Some weeks ago I wrote about SPDX identifiers and how they can be used to annotate source code files with machine readable license information. In this post, now I want to compile the things I learned after looking more deeply into this topic and how it might be applied to KDE.
SPDX identifiers are an important step in order to allow tools an automatic reading and checking of license information. However, as most norms, the SPDX specification is quite general, for many people cumbersome to read and allows many options on how to use the identifiers; while me as a developer, I just want to have a small howto that explains how I have to state my license inormation. Another point is that in my experience any source code annotation with machine readable information is pointless unless you have a tool that automatically checks the correctness. Otherwise, there is a big burden on code reviews that would have to check tiny syntactical requirements from a specification. — If you look deeply into the used license headers in KDE (I did this), there is a shocking number of different license statements that often state exactly the same. This might be due to different formatting or typos but also due to actual faults when trying to pick the correct license for a use case, which somehow got mixed up.
While doing research on best practices for applying machine readable license information, I was pointed to the REUSE.software initiative, which was started by the Free Software Foundation Europe (FSFE) to provide a set of recommendations to make licensing easier. What they provide is (in my opinion) a really good policy for how to uniformly state SPDX based license headers in source files, how to put license texts into the repository and a way to automatically check the syntactical correctness of the license statements with a small conformance testing tool.
I really like the simplicity of their approach, where I mean simplicity in the amount of documentation you have to read to understand how to do it correctly.
Meanwhile in KF5…
As already said, I want to see machine readable license information in KDE Frameworks in order to increase their quality and to make them easier to use outside of KDE. The first step to be done before introducing any system for machine readable identifiers is to understand what we have inside our repositories right now.

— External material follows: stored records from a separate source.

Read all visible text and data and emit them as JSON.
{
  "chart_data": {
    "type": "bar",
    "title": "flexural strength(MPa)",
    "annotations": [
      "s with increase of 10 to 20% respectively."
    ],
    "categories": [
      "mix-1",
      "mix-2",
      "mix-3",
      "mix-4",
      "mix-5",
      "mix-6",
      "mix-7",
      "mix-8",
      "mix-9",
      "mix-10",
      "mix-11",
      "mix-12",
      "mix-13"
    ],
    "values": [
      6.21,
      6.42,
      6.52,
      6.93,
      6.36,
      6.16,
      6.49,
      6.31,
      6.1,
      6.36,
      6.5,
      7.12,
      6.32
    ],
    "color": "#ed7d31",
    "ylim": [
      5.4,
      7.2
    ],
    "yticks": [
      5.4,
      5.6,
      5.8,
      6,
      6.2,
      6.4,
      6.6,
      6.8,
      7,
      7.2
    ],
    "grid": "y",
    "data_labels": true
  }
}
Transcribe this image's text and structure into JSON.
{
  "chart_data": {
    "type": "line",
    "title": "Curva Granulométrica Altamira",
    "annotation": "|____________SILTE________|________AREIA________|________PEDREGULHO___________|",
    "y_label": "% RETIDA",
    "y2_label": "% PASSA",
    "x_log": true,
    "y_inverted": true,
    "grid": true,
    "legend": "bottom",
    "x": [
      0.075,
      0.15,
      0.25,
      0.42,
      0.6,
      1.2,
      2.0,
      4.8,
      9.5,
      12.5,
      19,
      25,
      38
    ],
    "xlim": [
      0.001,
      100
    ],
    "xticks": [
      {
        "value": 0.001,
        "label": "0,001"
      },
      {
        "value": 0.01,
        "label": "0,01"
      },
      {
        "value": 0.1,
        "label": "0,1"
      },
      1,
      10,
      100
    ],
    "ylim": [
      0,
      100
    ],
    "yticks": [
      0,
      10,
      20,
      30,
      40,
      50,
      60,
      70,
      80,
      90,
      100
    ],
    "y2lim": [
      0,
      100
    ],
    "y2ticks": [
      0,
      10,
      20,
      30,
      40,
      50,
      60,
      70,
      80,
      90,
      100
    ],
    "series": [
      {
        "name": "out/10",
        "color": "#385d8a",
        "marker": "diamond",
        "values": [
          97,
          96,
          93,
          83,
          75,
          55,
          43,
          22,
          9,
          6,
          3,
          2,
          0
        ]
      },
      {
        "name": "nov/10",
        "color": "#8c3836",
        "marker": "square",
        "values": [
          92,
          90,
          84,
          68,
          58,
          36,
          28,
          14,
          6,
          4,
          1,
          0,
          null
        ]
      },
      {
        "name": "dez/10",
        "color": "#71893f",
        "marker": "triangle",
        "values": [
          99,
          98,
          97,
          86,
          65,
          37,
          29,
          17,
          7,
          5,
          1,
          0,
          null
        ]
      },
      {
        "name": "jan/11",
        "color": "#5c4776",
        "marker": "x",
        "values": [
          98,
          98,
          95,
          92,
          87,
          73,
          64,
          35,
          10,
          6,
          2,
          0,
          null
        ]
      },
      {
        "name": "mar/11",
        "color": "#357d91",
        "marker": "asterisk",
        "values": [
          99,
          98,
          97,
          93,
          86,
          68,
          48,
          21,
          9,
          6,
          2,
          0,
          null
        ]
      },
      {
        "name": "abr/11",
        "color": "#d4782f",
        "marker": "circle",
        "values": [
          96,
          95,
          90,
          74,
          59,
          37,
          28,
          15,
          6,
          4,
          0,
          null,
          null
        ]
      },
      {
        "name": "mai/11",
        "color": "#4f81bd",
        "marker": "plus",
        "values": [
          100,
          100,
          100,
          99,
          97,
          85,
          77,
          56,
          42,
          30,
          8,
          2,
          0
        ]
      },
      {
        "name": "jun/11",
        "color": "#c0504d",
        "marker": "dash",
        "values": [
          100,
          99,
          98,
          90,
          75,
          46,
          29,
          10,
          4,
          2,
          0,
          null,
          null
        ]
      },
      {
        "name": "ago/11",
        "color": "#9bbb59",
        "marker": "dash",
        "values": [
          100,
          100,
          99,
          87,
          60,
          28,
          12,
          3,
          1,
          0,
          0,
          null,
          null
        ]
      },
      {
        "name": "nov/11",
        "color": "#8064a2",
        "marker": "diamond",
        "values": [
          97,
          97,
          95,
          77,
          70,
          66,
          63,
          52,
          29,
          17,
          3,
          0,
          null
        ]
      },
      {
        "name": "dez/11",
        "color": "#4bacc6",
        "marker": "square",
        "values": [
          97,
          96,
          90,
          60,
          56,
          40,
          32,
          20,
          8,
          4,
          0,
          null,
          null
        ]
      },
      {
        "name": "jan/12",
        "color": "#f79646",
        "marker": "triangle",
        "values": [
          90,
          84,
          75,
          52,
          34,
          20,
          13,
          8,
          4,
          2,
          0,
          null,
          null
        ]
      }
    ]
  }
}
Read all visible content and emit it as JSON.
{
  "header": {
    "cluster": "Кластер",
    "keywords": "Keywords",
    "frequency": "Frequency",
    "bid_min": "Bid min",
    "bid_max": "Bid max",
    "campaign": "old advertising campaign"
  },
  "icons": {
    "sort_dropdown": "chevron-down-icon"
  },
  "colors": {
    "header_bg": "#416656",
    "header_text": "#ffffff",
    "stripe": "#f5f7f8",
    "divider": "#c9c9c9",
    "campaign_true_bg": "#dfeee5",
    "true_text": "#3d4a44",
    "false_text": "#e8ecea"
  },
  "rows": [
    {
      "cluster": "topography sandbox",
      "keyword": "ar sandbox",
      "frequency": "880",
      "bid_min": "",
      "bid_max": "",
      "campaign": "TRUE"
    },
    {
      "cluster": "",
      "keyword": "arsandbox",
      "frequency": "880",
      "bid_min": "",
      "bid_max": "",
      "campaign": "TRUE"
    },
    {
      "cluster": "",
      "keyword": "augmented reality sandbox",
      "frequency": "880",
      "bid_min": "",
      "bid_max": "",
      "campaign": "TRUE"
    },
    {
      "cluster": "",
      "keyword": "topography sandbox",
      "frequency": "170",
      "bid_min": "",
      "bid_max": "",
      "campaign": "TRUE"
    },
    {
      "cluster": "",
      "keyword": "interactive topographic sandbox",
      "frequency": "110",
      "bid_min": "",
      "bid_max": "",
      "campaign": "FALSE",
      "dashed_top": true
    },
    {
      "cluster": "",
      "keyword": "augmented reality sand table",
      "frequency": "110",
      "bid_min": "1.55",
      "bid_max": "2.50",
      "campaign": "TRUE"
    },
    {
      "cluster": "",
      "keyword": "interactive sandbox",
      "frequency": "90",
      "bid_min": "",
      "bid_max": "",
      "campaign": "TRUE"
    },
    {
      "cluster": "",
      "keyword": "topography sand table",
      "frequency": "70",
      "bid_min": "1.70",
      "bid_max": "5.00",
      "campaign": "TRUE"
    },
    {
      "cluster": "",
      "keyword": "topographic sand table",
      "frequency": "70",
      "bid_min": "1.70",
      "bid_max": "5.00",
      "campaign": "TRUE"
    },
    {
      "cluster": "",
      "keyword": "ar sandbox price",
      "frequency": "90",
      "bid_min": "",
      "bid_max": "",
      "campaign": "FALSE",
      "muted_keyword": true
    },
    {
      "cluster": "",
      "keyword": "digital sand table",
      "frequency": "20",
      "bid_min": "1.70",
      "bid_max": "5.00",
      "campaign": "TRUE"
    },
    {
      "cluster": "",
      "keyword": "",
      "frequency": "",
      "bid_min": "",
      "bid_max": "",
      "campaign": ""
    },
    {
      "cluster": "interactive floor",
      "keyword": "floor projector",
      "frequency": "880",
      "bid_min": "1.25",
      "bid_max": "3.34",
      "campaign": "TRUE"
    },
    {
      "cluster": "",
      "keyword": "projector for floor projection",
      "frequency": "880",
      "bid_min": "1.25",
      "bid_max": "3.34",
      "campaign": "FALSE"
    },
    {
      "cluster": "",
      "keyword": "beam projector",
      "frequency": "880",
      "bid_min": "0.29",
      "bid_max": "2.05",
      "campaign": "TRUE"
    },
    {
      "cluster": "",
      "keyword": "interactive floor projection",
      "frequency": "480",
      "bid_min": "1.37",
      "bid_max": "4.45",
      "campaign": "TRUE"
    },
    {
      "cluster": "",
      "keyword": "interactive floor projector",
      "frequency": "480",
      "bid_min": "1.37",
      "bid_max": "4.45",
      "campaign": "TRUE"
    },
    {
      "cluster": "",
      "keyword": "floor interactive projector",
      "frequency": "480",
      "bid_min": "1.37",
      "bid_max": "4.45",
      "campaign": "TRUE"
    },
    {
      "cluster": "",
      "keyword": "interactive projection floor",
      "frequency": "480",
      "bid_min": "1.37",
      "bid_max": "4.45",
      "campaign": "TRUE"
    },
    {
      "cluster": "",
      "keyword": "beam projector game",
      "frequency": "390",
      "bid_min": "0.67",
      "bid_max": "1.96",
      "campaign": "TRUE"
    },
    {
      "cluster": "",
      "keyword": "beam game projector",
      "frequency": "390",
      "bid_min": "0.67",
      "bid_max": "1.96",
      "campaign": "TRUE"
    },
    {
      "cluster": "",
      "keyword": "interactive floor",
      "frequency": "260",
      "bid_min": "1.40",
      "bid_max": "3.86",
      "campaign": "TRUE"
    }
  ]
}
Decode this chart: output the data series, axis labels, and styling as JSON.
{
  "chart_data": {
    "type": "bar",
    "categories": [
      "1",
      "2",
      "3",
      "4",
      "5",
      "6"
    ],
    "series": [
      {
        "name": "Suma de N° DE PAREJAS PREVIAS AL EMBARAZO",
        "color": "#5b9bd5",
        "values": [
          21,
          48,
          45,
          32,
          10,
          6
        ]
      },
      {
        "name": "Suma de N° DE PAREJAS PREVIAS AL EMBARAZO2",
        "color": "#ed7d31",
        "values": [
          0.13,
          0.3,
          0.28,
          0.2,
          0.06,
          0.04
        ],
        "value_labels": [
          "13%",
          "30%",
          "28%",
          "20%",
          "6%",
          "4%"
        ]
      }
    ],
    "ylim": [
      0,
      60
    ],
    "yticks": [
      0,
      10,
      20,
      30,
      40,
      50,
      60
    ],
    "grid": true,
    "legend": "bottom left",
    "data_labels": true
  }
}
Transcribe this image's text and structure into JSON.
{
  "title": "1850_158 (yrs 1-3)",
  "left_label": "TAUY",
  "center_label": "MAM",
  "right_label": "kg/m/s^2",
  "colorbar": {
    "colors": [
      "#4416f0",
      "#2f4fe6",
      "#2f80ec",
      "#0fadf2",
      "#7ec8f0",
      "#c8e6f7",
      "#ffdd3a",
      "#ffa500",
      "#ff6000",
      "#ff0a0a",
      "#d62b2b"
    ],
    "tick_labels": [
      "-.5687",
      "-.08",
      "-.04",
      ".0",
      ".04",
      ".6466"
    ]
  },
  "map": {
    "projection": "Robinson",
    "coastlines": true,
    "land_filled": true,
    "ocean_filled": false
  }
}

Disclaimer: I know that there are many license parsing tools out there in the wild and I know that several of them are even well established.
Yet, I looked into what we have inside our KF5 repositories and what has to be detected: Most of our licenses are GPL*, LGPL*, BSD-*-Clause, MIT or a GPL/LGPL variant with the “any later version accepted by the membership of KDE e.V. (or its successor approved by the membership of KDE e.V.), which shall act as a proxy […] of the license.” addition. After a lot of reasoning, I came to the result that for the specific use case of detecting the license headers inside KDE project (even focused only on frameworks right now) it makes most sense to have a small tool only working for this use case. The biggest argument for me was that we need a way to deal with the many historic license statements from up to 20 years ago.
Thus, I started a small tool in a scratch repository, named it licensedigger and started the adventure to parse all license headers of KDE Frameworks. From all source files right now I am done with about 90%. Yet, I neglected to look into KHTML, KJS, KDE4LibsSupport and the other porting aid frameworks until now. Specifically for the Tier 1 and Tier 2 frameworks I am mostly done and even beasts like KIO can be detected correctly right now. Thus, I am still working on it to increase the number of headers to be detected.
The approach I took is the following:
- For every combination of licenses there is one regular expression (which only has the task to remove whitespace and any “*” characters).
- For every license check there is a unit test consisting of a plaintext license header and a original source code file that guarantees that the header is found.
- Licenses are internally handled with SPDX markers.
- For a new license or a license header statement for an already contained license, the license name must be stated multiple times to ensure that copy-past errors with licenses are minimized.
- It is OK if the tool only detects ~95% of the license headers, marks unknown headers clearly and requires that the remaining 2-3 files per repository have to be identified by hand.
At the moment, the tool can be run to provide a list of license for any folder structure, e.g. pointing it to “/opt/kde/src/frameworks/attica” or even on “/opt/kde/src/frameworks” will produce a long list of file names with their licenses. A next (yet simple) step will be to introduce a substitution mode that replaces the found headers with SPDX markers and further to add the license files in a way that is compatible with REUSE.
Please note that there was no discussion yet on the KDE mailing list if this (i.e. the REUSE way) is the right way to go. But I will send respective mails soon. This post is mostly meant to provide a little bit of background before starting a discussion, such that I can keep mails shorter.